Le scandale entourant Jonathan Huberdeau prend une tournure malaisante.
Le directeur général des Flames de Calgary, Craig Conroy, vient carrément de s’excuser publiquement auprès de son joueur.
Il reconnaît qu’il n’aurait jamais dû employer les mots qu’il a utilisés quelques jours plus tôt.
Alors que Jonathan Huberdeau tente de revenir d’une importante opération à la hanche, Conroy avait laissé entendre que le Québécois avait subi un « recul » dans son processus de réadaptation.
Immédiatement, l’inquiétude avait explosé. Une rechute? Un problème physique supplémentaire? Une complication? À 33 ans, avec une opération majeure et une carrière déjà en difficulté, les mots du directeur général avaient fait très peur.
Mais voilà que Craig Conroy recule maintenant.
Dans une entrevue avec le journaliste Eric Francis, le DG des Flames a reconnu que ses propos étaient un mauvais choix de mots.
« C’était un mauvais choix de mots de ma part. Ce n’est pas qu’il y a eu un recul. C’était plutôt l’espoir que j’avais qu’il soit prêt pour le camp. Ce que je voulais dire, c’est que c’était un recul dans le sens où il ne sera probablement pas prêt pour la première journée du camp. C’est là que j’ai fait mon erreur. » (voir la suite du scandale après la déclaration du DG).

Ouf.
Imaginez Jonathan Huberdeau.
Le gars est tranquillement en train de récupérer d’une opération à la hanche. Toute la planète hockey commence à se demander si sa carrière est en danger. Les médias parlent d’une rechute. Les partisans paniquent. Et tout cela parce que son propre directeur général a utilisé le mauvais mot.
Une véritable catastrophe de communication.
Pendant quelques jours, le cauchemar de Jonathan Huberdeau a pris une dimension encore plus inquiétante. Sa situation à Calgary était déjà suffisamment difficile sans que son directeur général ajoute de l’incertitude concernant son état physique.
Et il faut rappeler dans quel contexte Huberdeau se retrouve aujourd’hui.
Son arrivée à Calgary devait représenter le début d’une nouvelle ère.

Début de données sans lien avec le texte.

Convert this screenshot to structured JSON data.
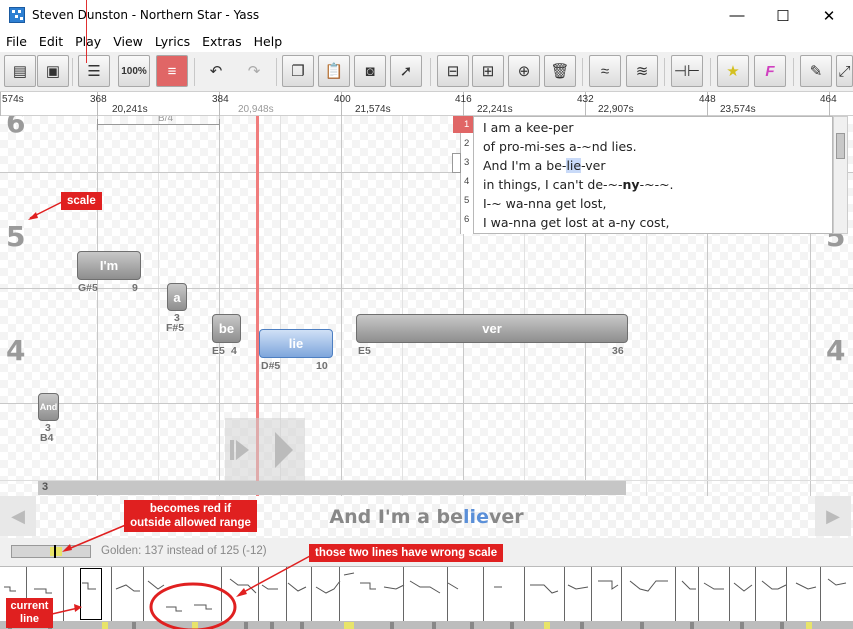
{
  "window": {
    "title": "Steven Dunston - Northern Star - Yass",
    "minimize": "—",
    "maximize": "☐",
    "close": "✕"
  },
  "menu": [
    "File",
    "Edit",
    "Play",
    "View",
    "Lyrics",
    "Extras",
    "Help"
  ],
  "toolbar": {
    "zoom_label": "100%",
    "icons": [
      "notebook-icon",
      "save-icon",
      "list-icon",
      "zoom-icon",
      "golden-toggle-icon",
      "undo-icon",
      "redo-icon",
      "copy-icon",
      "paste-icon",
      "camera-icon",
      "select-icon",
      "split-icon",
      "join-icon",
      "add-note-icon",
      "delete-icon",
      "rap-icon",
      "freestyle-icon",
      "pagebreak-icon",
      "golden-icon",
      "freestyle-f-icon",
      "edit-icon",
      "fullscreen-icon"
    ]
  },
  "ruler": {
    "beats": [
      "574s",
      "368",
      "384",
      "400",
      "416",
      "432",
      "448",
      "464"
    ],
    "times": [
      "20,241s",
      "20,948s",
      "21,574s",
      "22,241s",
      "22,907s",
      "23,574s"
    ]
  },
  "sheet": {
    "octaves": [
      "6",
      "5",
      "4"
    ],
    "bracket_label": "B/4",
    "notes": [
      {
        "text": "I'm",
        "pitch": "G#5",
        "length": "9"
      },
      {
        "text": "a",
        "pitch": "F#5",
        "length": "3"
      },
      {
        "text": "be",
        "pitch": "E5",
        "length": "4"
      },
      {
        "text": "lie",
        "pitch": "D#5",
        "length": "10"
      },
      {
        "text": "ver",
        "pitch": "E5",
        "length": "36"
      },
      {
        "text": "And",
        "pitch": "B4",
        "length": "3"
      }
    ]
  },
  "lyrics": {
    "line_numbers": [
      "1",
      "2",
      "3",
      "4",
      "5",
      "6"
    ],
    "lines": [
      "I am a kee-per",
      "of pro-mi-ses a-~nd lies.",
      "And I'm a be-lie-ver",
      "in things, I can't de-~-ny-~-~.",
      "I-~ wa-nna get lost,",
      "I wa-nna get lost at a-ny cost,"
    ],
    "line3_before": "And I'm a be-",
    "line3_hl": "lie",
    "line3_after": "-ver",
    "line4_before": "in things, I can't de-~-",
    "line4_bold": "ny",
    "line4_after": "-~-~."
  },
  "linebar_label": "3",
  "current_lyric": {
    "before": "And I'm a be",
    "current": "lie",
    "after": "ver"
  },
  "status": {
    "golden": "Golden: 137 instead of 125 (-12)"
  },
  "annotations": {
    "scale": "scale",
    "becomes_red": "becomes red if outside allowed range",
    "wrong_scale": "those two lines have wrong scale",
    "current_line": "current line"
  },
  "colors": {
    "annotation": "#e02020",
    "cursor": "#f07c7c",
    "selected_note": "#7ea6dc",
    "golden": "#e8e46a"
  }
}
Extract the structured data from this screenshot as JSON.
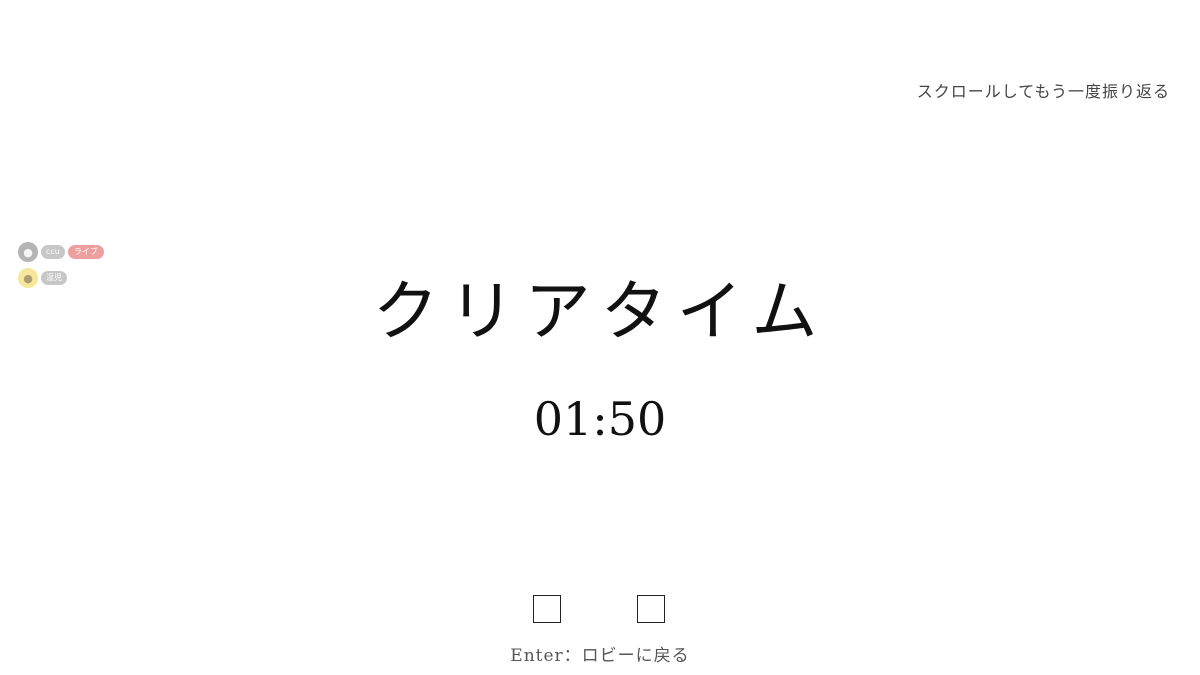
{
  "header": {
    "scroll_hint": "スクロールしてもう一度振り返る"
  },
  "presence": {
    "users": [
      {
        "name": "ccu",
        "badge": "ライブ",
        "avatar_icon": "grey-avatar-icon"
      },
      {
        "name": "温児",
        "badge": "",
        "avatar_icon": "yellow-helmet-avatar-icon"
      }
    ]
  },
  "result": {
    "title": "クリアタイム",
    "time": "01:50"
  },
  "footer": {
    "hint": "Enter：ロビーに戻る"
  },
  "colors": {
    "background": "#ffffff",
    "text": "#111111",
    "live_badge": "#e05252"
  }
}
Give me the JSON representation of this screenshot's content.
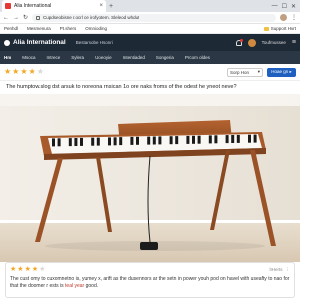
{
  "browser": {
    "tab_title": "Alia International",
    "tab_close": "×",
    "new_tab": "+",
    "controls": [
      "—",
      "☐",
      "✕"
    ],
    "url": "Cupdseobisne r.ocrl ce irofyotem. Sleleod whdut",
    "nav": [
      "←",
      "→",
      "↻"
    ],
    "menu": "⋮"
  },
  "bookmarks": {
    "items": [
      "Penhdl",
      "Mesmenura",
      "Pt.shers",
      "Omnioding"
    ],
    "right_label": "Support Hvrt"
  },
  "site": {
    "brand": "Alia International",
    "header_link": "Bestarsobe Hsonri",
    "user": "Toufmussee",
    "menu_icon": "≡"
  },
  "categories": [
    "Hm",
    "Msoca",
    "Intrece",
    "Sylera",
    "Uoeoyie",
    "Intentiaded",
    "Songeria",
    "Prcom oldes"
  ],
  "rating": {
    "value": 4,
    "max": 5,
    "sort_label": "Sorp Hon",
    "sort_caret": "▾",
    "write_label": "Hoae gn ▸"
  },
  "question": "The humptow.slog dst arsuk to noreona rnsican 1o ore naks froms of the odest he yneot neve?",
  "review": {
    "rating": 4,
    "max": 5,
    "meta": "lIHerts",
    "more": "⋮",
    "body_start": "The cust omy to cuxomnetno is, yumey x, arift as the dusennors ar the setn in power youh pod on havel with useafty to nao for that the doomer r ests is ",
    "body_highlight": "teal year",
    "body_end": " good."
  },
  "colors": {
    "header_bg": "#1e2936",
    "nav_bg": "#2b3744",
    "accent": "#1f5fbf",
    "star": "#f5a623"
  }
}
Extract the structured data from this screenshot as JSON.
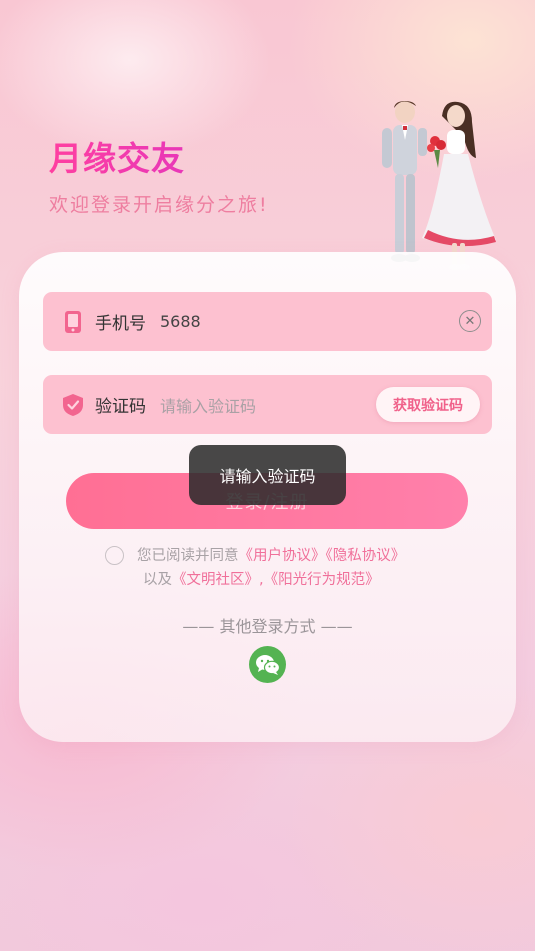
{
  "brand": {
    "title": "月缘交友",
    "subtitle": "欢迎登录开启缘分之旅!"
  },
  "form": {
    "phone": {
      "label": "手机号",
      "value": "5688",
      "icon": "phone-icon"
    },
    "code": {
      "label": "验证码",
      "placeholder": "请输入验证码",
      "icon": "shield-icon",
      "get_code_label": "获取验证码"
    },
    "submit_label": "登录/注册"
  },
  "toast": {
    "text": "请输入验证码"
  },
  "agreement": {
    "prefix": "您已阅读并同意",
    "user_agreement": "《用户协议》",
    "privacy_agreement": "《隐私协议》",
    "and": "以及",
    "community_rules": "《文明社区》",
    "separator": ",",
    "conduct_rules": "《阳光行为规范》"
  },
  "other_login": {
    "label": "—— 其他登录方式 ——",
    "wechat_icon": "wechat-icon"
  },
  "colors": {
    "accent": "#f0389a",
    "field_bg": "#fdc1d0",
    "button": "#ff7698",
    "link": "#f0709a",
    "wechat": "#54b352"
  }
}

Les Flames venaient de perdre Matthew Tkachuk. En retour, ils avaient obtenu Jonathan Huberdeau, qui sortait d’une saison absolument phénoménale avec les Panthers de la Floride.
115 points.
L’un des meilleurs fabricants de jeux de toute la LNH.
Une véritable superstar.
Calgary avait donc décidé de sortir le chéquier.
Huit ans.
84 millions de dollars.
10,5 millions de dollars par année.
Le contrat devait faire de Jonathan Huberdeau le visage de l’organisation.
Aujourd’hui, cette entente ressemble à un immense boulet financier.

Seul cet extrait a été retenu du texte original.